Overall, the evidence reviewed provides the surgeon with confidence that first and foremost laparoscopic rectopexy is a safe surgical option, with no statistically significant difference in mortality or morbidity compared with its open equivalent. Furthermore, the scope for using the laparoscopic repair in the older cohort of patients, for instance those over the age of 80 years in whom perineal procedures have been historically preferred, is encouraging. The data reviewed lends support to the beneficial core outcomes for patients, although, as aforementioned, this must be taken within the context of a limited duration of prolonged follow up. From a fiscal perspective, the advantages of the laparoscopic approach are generally supportive. In terms of future work, multi-centre randomised controlled clinical trials assessing the use of laparoscopic versus open repairs or perineal procedures would lend credence to the current evidence supporting these findings.

With reference to the method of fixation, the jury is still out. There seems to be no conclusive evidence to rank on material above another for this task and further studies are required [2528]. The question of division of the lateral ligaments provides a balance between the increased risk of recurrence with preservation compared with higher rates of constipation with division, presumed to be due to the denervation of the rectum through damage to the parasympathetic branches of the inferior hypogastric plexus [24, 25].

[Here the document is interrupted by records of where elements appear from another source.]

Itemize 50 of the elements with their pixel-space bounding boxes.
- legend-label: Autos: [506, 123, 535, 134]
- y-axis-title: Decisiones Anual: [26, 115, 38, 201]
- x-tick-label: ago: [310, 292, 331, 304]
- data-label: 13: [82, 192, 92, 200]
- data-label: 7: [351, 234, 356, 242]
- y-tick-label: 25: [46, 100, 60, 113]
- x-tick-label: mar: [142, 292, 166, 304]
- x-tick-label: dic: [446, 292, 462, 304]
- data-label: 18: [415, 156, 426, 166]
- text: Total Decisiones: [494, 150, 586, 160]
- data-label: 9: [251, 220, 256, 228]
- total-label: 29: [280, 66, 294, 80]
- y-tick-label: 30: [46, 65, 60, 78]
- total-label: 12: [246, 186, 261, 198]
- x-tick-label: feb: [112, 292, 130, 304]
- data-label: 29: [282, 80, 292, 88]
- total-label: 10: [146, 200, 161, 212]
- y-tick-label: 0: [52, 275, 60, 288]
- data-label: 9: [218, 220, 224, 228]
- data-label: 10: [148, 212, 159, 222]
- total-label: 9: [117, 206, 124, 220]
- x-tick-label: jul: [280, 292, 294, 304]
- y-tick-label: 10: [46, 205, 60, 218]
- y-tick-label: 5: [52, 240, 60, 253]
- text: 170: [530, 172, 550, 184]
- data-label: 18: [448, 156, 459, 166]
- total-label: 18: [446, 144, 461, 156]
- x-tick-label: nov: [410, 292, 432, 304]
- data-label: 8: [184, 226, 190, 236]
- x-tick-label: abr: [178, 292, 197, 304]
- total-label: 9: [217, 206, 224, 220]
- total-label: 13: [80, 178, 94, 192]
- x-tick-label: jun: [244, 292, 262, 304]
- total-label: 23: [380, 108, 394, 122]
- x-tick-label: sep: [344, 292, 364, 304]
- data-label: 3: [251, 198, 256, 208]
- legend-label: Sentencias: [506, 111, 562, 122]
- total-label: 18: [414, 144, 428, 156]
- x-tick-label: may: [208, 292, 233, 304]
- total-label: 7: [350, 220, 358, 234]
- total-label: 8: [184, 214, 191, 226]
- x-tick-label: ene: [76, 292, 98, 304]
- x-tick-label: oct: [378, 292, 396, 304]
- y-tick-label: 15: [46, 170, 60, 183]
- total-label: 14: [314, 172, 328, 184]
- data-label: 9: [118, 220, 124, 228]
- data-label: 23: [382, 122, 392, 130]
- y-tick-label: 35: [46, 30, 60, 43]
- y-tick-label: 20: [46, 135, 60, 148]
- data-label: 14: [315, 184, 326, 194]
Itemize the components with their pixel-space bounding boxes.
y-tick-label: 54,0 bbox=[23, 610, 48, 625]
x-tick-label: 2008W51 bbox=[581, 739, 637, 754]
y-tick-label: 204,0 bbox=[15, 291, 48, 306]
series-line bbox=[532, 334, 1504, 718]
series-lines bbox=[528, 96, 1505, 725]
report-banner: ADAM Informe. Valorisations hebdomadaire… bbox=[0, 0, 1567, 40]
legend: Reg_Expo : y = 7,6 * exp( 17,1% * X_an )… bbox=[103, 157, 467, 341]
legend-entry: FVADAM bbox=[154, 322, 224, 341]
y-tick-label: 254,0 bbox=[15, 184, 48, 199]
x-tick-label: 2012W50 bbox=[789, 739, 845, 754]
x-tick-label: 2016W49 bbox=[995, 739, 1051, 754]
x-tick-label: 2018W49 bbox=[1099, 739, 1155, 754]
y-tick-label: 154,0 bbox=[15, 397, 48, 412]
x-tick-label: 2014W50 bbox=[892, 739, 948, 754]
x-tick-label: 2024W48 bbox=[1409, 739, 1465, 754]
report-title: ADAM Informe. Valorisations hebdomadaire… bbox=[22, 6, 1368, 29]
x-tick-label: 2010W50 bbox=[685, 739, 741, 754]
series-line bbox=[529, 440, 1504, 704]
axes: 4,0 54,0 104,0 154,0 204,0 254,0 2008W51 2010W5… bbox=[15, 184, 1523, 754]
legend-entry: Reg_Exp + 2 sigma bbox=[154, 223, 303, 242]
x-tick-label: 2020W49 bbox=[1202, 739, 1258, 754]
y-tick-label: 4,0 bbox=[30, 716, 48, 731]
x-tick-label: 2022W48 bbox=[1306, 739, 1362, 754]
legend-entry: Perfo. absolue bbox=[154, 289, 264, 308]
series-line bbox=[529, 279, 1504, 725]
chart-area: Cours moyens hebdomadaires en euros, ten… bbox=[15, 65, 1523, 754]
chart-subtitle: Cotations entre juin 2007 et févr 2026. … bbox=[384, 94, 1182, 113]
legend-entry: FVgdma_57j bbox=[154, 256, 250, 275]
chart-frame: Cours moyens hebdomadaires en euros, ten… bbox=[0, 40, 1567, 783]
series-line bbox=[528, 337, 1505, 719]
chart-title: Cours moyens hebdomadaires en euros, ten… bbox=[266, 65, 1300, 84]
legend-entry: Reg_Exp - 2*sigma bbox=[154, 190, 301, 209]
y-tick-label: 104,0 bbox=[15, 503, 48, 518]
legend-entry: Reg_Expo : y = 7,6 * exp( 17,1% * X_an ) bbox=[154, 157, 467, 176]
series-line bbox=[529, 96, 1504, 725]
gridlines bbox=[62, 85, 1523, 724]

In summary, it is the opinion of the authors that laparoscopic rectopexy, with results comparable to its open counterpart and few of the disadvantages, should be deemed the treatment of choice in patients with rectal prolapse on the basis of the available evidence base. There is currently not enough evidence to support which laparoscopic technique should be employed and, although the proponents of laparoscopic ventral rectopexy would argue that it is the superior technique due to reduced rates of postoperative constipation, the recent concerns about mesh erosion point the authors of this review towards preferring a conventional posterior rectopexy with suture or fixation device attachment to the sacrum for the treatment of full thickness rectal prolapse in their clinical practice [40].